For profiling the event loop, Vercel does not have anything like Datadog APM continuous profiling. the functions are ephemeral so there is nothing to attach to. you can use monitorEventLoopDelay from perf_hooks to at least detect if the loop is lagging, but it will not tell you what is causing it. since you already run Datadog on your backend, reproducing the issue on a long-running node process with dd-trace attached might be the fastest path to real profiling data.

For Observability Plus, i do not think there is a free trial but it is $10/month on Pro and prorated. so you could enable it, debug for a few days, and disable it for under $10. It might be worth checking with their support in case they can do something for your situation.
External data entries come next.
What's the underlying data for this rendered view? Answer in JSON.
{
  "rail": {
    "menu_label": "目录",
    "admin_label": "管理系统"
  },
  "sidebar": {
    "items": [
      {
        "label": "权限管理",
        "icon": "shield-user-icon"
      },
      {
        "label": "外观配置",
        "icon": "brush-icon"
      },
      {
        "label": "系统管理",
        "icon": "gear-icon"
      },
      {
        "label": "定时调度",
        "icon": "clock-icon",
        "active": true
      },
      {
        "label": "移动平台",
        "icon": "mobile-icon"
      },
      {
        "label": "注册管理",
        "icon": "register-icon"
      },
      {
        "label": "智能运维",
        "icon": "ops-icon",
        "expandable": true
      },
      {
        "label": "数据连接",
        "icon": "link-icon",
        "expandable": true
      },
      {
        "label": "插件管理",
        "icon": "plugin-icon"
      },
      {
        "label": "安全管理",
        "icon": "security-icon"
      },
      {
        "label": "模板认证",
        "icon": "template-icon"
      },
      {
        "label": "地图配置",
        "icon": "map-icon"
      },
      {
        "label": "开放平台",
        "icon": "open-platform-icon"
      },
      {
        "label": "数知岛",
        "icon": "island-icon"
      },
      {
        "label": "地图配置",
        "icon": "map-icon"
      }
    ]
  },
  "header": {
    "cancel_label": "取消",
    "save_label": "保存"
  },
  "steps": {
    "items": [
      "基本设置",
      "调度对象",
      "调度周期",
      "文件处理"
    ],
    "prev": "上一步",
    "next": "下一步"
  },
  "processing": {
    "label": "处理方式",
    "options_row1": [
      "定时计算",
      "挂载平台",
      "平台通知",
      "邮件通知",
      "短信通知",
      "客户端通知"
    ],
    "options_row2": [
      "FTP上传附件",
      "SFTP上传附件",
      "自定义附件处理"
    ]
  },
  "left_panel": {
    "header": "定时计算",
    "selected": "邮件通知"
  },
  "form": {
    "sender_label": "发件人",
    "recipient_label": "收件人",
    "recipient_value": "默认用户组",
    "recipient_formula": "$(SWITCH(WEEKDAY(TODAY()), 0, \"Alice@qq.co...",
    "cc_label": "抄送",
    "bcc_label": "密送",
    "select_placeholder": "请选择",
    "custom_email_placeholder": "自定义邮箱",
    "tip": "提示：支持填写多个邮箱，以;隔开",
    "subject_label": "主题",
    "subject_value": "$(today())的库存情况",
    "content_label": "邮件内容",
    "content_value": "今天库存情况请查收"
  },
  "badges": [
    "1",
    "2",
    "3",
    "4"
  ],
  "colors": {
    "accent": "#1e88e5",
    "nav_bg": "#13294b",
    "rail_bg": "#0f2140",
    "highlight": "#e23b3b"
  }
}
One thing to keep in mind, if the 408s have no Function Invocation entry, none of this instrumentation would catch them anyway because your code never runs on those requests.
Cuvier’s Dwarf CaimanOP
I've gone ahead and finally submitted a case on Vercel with some request IDs, as I was able to find (many) reproductions of the issue where no function invocation was displayed whatsoever in the logs for the homepage and other landing pages.
Cuvier’s Dwarf CaimanOP
Just wanted to follow up here that I have identified the actual problem.
It ended up being a needle in the hay-stack style problem, so finding it was hard.

Next.js 15 -> 16 made all serverless fetches uncached by default.
A developer years ago had created a tiny request that was making a request for a 1 pixel image on a CDN, as a really crappy health check.
This request was occasionally timing out, but very very rarely was reported in our Vercel logs (I still don't know why, maybe because it hung for so long, very strange that it effects other requests)

When it would timeout, even pages that were not related to where the request was made would also timeout (idk why this would happen seems like a bug on Vercel to me)

Anyways, I replaced this simple request with:
- GET -> HEAD request
- Cache layer for both Success and Failures
- React.cache to avoid multiple lookups in one invocation
- A fallback image for when it fails

Almost immediately the timeouts stopped, and I have had 0% errors and timeouts for 15 hours now. I would think a codemod or even an AI skill prompt could be written to identify external fetches like this when migrating, and save a lot of people headache. I had multiple developers, Opus 4.6, GPT 5.3 Codex, and more try to identify this issue over the course of 4 or more months, and no one could find it.

Only reason I found it was because someone reported a different issue, on a completely unrelated part of the app, and while debugging that issue I found a single log amongst thousands that looked odd. It was different from all other Vercel timeout errors, and was an actual "fetch timeout" error. My telemetry told me enough that I knew it could only be one of a few requests, and that led me to the solution here. Nightmare over.